Posted for Mico Tatalovic

Rooks can figure out how to use tools to get the food floating at the bottom of a long tube, just like their relative does in Aesop’s ancient fable The Crow and the Pitcher, according to a new study published in Current Biology. Zoologists report that rooks, which do not usually use tools in the wild, were able to size up the problem and solve it by using stones as tools.

The experiments echo Aesop’s fable, published more than 2,000 years ago, where a crow drops stones into a pitcher to raise the water level so it can quench its thirst. The experiment here involved a bird figuring out how to get to its favourite food item – the larvae of a wax moth, because the researchers couldn’t deprive the birds of water for ethical reasons.

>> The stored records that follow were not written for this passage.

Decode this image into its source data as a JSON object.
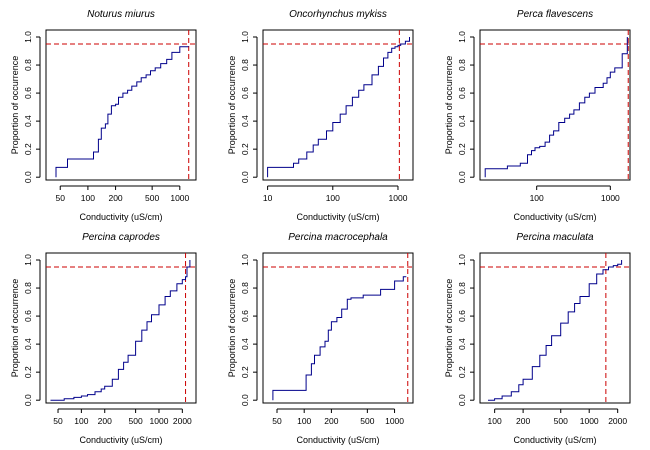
{
  "colors": {
    "curve": "#00008b",
    "reference": "#cc0000",
    "axis": "#000000"
  },
  "chart_data": [
    {
      "type": "line",
      "step": true,
      "xscale": "log",
      "title": "Noturus miurus",
      "xlabel": "Conductivity (uS/cm)",
      "ylabel": "Proportion of occurrence",
      "xlim": [
        35,
        1500
      ],
      "ylim": [
        -0.02,
        1.05
      ],
      "xticks": [
        50,
        100,
        200,
        500,
        1000
      ],
      "xticklabels": [
        "50",
        "100",
        "200",
        "500",
        "1000"
      ],
      "yticks": [
        0,
        0.2,
        0.4,
        0.6,
        0.8,
        1.0
      ],
      "yticklabels": [
        "0.0",
        "0.2",
        "0.4",
        "0.6",
        "0.8",
        "1.0"
      ],
      "ref_y": 0.95,
      "ref_x": 1250,
      "x": [
        45,
        45,
        60,
        60,
        115,
        115,
        130,
        130,
        140,
        140,
        155,
        155,
        165,
        165,
        180,
        180,
        200,
        200,
        215,
        215,
        240,
        240,
        270,
        270,
        300,
        300,
        340,
        340,
        380,
        380,
        430,
        430,
        480,
        480,
        540,
        540,
        620,
        620,
        720,
        720,
        820,
        820,
        1000,
        1000,
        1250
      ],
      "y": [
        0.0,
        0.07,
        0.07,
        0.13,
        0.13,
        0.18,
        0.18,
        0.27,
        0.27,
        0.35,
        0.35,
        0.38,
        0.38,
        0.45,
        0.45,
        0.51,
        0.51,
        0.52,
        0.52,
        0.57,
        0.57,
        0.6,
        0.6,
        0.62,
        0.62,
        0.65,
        0.65,
        0.68,
        0.68,
        0.71,
        0.71,
        0.73,
        0.73,
        0.76,
        0.76,
        0.78,
        0.78,
        0.81,
        0.81,
        0.84,
        0.84,
        0.89,
        0.89,
        0.93,
        0.93
      ]
    },
    {
      "type": "line",
      "step": true,
      "xscale": "log",
      "title": "Oncorhynchus mykiss",
      "xlabel": "Conductivity (uS/cm)",
      "ylabel": "Proportion of occurrence",
      "xlim": [
        8.5,
        1700
      ],
      "ylim": [
        -0.02,
        1.05
      ],
      "xticks": [
        10,
        100,
        1000
      ],
      "xticklabels": [
        "10",
        "100",
        "1000"
      ],
      "yticks": [
        0,
        0.2,
        0.4,
        0.6,
        0.8,
        1.0
      ],
      "yticklabels": [
        "0.0",
        "0.2",
        "0.4",
        "0.6",
        "0.8",
        "1.0"
      ],
      "ref_y": 0.95,
      "ref_x": 1050,
      "x": [
        10,
        10,
        20,
        25,
        30,
        40,
        50,
        60,
        80,
        100,
        130,
        160,
        200,
        250,
        300,
        400,
        500,
        600,
        700,
        800,
        900,
        1000,
        1100,
        1300,
        1500
      ],
      "y": [
        0.0,
        0.07,
        0.07,
        0.1,
        0.13,
        0.18,
        0.23,
        0.27,
        0.33,
        0.39,
        0.45,
        0.51,
        0.57,
        0.62,
        0.66,
        0.73,
        0.79,
        0.85,
        0.89,
        0.92,
        0.93,
        0.94,
        0.95,
        0.97,
        1.0
      ]
    },
    {
      "type": "line",
      "step": true,
      "xscale": "log",
      "title": "Perca flavescens",
      "xlabel": "Conductivity (uS/cm)",
      "ylabel": "Proportion of occurrence",
      "xlim": [
        17,
        1850
      ],
      "ylim": [
        -0.02,
        1.05
      ],
      "xticks": [
        100,
        1000
      ],
      "xticklabels": [
        "100",
        "1000"
      ],
      "yticks": [
        0,
        0.2,
        0.4,
        0.6,
        0.8,
        1.0
      ],
      "yticklabels": [
        "0.0",
        "0.2",
        "0.4",
        "0.6",
        "0.8",
        "1.0"
      ],
      "ref_y": 0.95,
      "ref_x": 1750,
      "x": [
        20,
        20,
        40,
        40,
        60,
        60,
        75,
        75,
        85,
        85,
        95,
        95,
        110,
        110,
        130,
        130,
        150,
        150,
        170,
        170,
        200,
        200,
        240,
        240,
        280,
        280,
        320,
        320,
        380,
        380,
        450,
        450,
        520,
        520,
        620,
        620,
        800,
        800,
        900,
        900,
        1000,
        1000,
        1150,
        1150,
        1450,
        1450,
        1700,
        1700
      ],
      "y": [
        0.0,
        0.06,
        0.06,
        0.08,
        0.08,
        0.1,
        0.1,
        0.16,
        0.16,
        0.19,
        0.19,
        0.21,
        0.21,
        0.22,
        0.22,
        0.25,
        0.25,
        0.3,
        0.3,
        0.33,
        0.33,
        0.39,
        0.39,
        0.42,
        0.42,
        0.45,
        0.45,
        0.48,
        0.48,
        0.53,
        0.53,
        0.57,
        0.57,
        0.6,
        0.6,
        0.64,
        0.64,
        0.67,
        0.67,
        0.71,
        0.71,
        0.75,
        0.75,
        0.78,
        0.78,
        0.88,
        0.88,
        1.0
      ]
    },
    {
      "type": "line",
      "step": true,
      "xscale": "log",
      "title": "Percina caprodes",
      "xlabel": "Conductivity (uS/cm)",
      "ylabel": "Proportion of occurrence",
      "xlim": [
        35,
        3000
      ],
      "ylim": [
        -0.02,
        1.05
      ],
      "xticks": [
        50,
        100,
        200,
        500,
        1000,
        2000
      ],
      "xticklabels": [
        "50",
        "100",
        "200",
        "500",
        "1000",
        "2000"
      ],
      "yticks": [
        0,
        0.2,
        0.4,
        0.6,
        0.8,
        1.0
      ],
      "yticklabels": [
        "0.0",
        "0.2",
        "0.4",
        "0.6",
        "0.8",
        "1.0"
      ],
      "ref_y": 0.95,
      "ref_x": 2200,
      "x": [
        40,
        60,
        80,
        100,
        120,
        150,
        180,
        200,
        250,
        300,
        350,
        400,
        500,
        600,
        700,
        800,
        1000,
        1200,
        1400,
        1700,
        2000,
        2200,
        2300,
        2500
      ],
      "y": [
        0.0,
        0.01,
        0.02,
        0.03,
        0.04,
        0.06,
        0.08,
        0.1,
        0.15,
        0.22,
        0.27,
        0.32,
        0.42,
        0.5,
        0.56,
        0.61,
        0.68,
        0.74,
        0.78,
        0.83,
        0.86,
        0.88,
        0.95,
        1.0
      ]
    },
    {
      "type": "line",
      "step": true,
      "xscale": "log",
      "title": "Percina macrocephala",
      "xlabel": "Conductivity (uS/cm)",
      "ylabel": "Proportion of occurrence",
      "xlim": [
        35,
        1600
      ],
      "ylim": [
        -0.02,
        1.05
      ],
      "xticks": [
        50,
        100,
        200,
        500,
        1000
      ],
      "xticklabels": [
        "50",
        "100",
        "200",
        "500",
        "1000"
      ],
      "yticks": [
        0,
        0.2,
        0.4,
        0.6,
        0.8,
        1.0
      ],
      "yticklabels": [
        "0.0",
        "0.2",
        "0.4",
        "0.6",
        "0.8",
        "1.0"
      ],
      "ref_y": 0.95,
      "ref_x": 1400,
      "x": [
        45,
        45,
        105,
        105,
        120,
        120,
        130,
        130,
        150,
        150,
        170,
        170,
        185,
        185,
        200,
        200,
        230,
        230,
        260,
        260,
        300,
        300,
        330,
        330,
        450,
        450,
        700,
        700,
        1000,
        1000,
        1250,
        1250,
        1350
      ],
      "y": [
        0.0,
        0.07,
        0.07,
        0.18,
        0.18,
        0.26,
        0.26,
        0.32,
        0.32,
        0.38,
        0.38,
        0.42,
        0.42,
        0.5,
        0.5,
        0.56,
        0.56,
        0.59,
        0.59,
        0.65,
        0.65,
        0.72,
        0.72,
        0.73,
        0.73,
        0.75,
        0.75,
        0.79,
        0.79,
        0.85,
        0.85,
        0.88,
        0.88
      ]
    },
    {
      "type": "line",
      "step": true,
      "xscale": "log",
      "title": "Percina maculata",
      "xlabel": "Conductivity (uS/cm)",
      "ylabel": "Proportion of occurrence",
      "xlim": [
        70,
        2700
      ],
      "ylim": [
        -0.02,
        1.05
      ],
      "xticks": [
        100,
        200,
        500,
        1000,
        2000
      ],
      "xticklabels": [
        "100",
        "200",
        "500",
        "1000",
        "2000"
      ],
      "yticks": [
        0,
        0.2,
        0.4,
        0.6,
        0.8,
        1.0
      ],
      "yticklabels": [
        "0.0",
        "0.2",
        "0.4",
        "0.6",
        "0.8",
        "1.0"
      ],
      "ref_y": 0.95,
      "ref_x": 1500,
      "x": [
        85,
        100,
        120,
        150,
        180,
        200,
        250,
        300,
        350,
        400,
        500,
        600,
        700,
        800,
        1000,
        1200,
        1400,
        1600,
        1800,
        2000,
        2200,
        2200
      ],
      "y": [
        0.0,
        0.01,
        0.03,
        0.06,
        0.11,
        0.15,
        0.24,
        0.32,
        0.39,
        0.46,
        0.55,
        0.63,
        0.69,
        0.74,
        0.83,
        0.9,
        0.93,
        0.95,
        0.96,
        0.97,
        0.97,
        1.0
      ]
    }
  ]
}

Nathan Emery, co-author of the paper, from Queen Mary University of London, said: “The rooks have to put multiple stones in the tube until the worm floats to the top.” And when they were presented with rocks of different sizes, they went for the larger ones that get the worm out quicker. “They are being as efficient as possible,” Emery told the BBC.

Emery’s co-author is the appropriately named Christopher Bird, who has previously featured on the Great Beyond for his 2008 paper ‘Using video playback to investigate the social preferences of rooks’.

This study adds to the growing evidence that corvids, like great apes, have evolved a problem-solving intelligence requiring a general understanding of physical rules.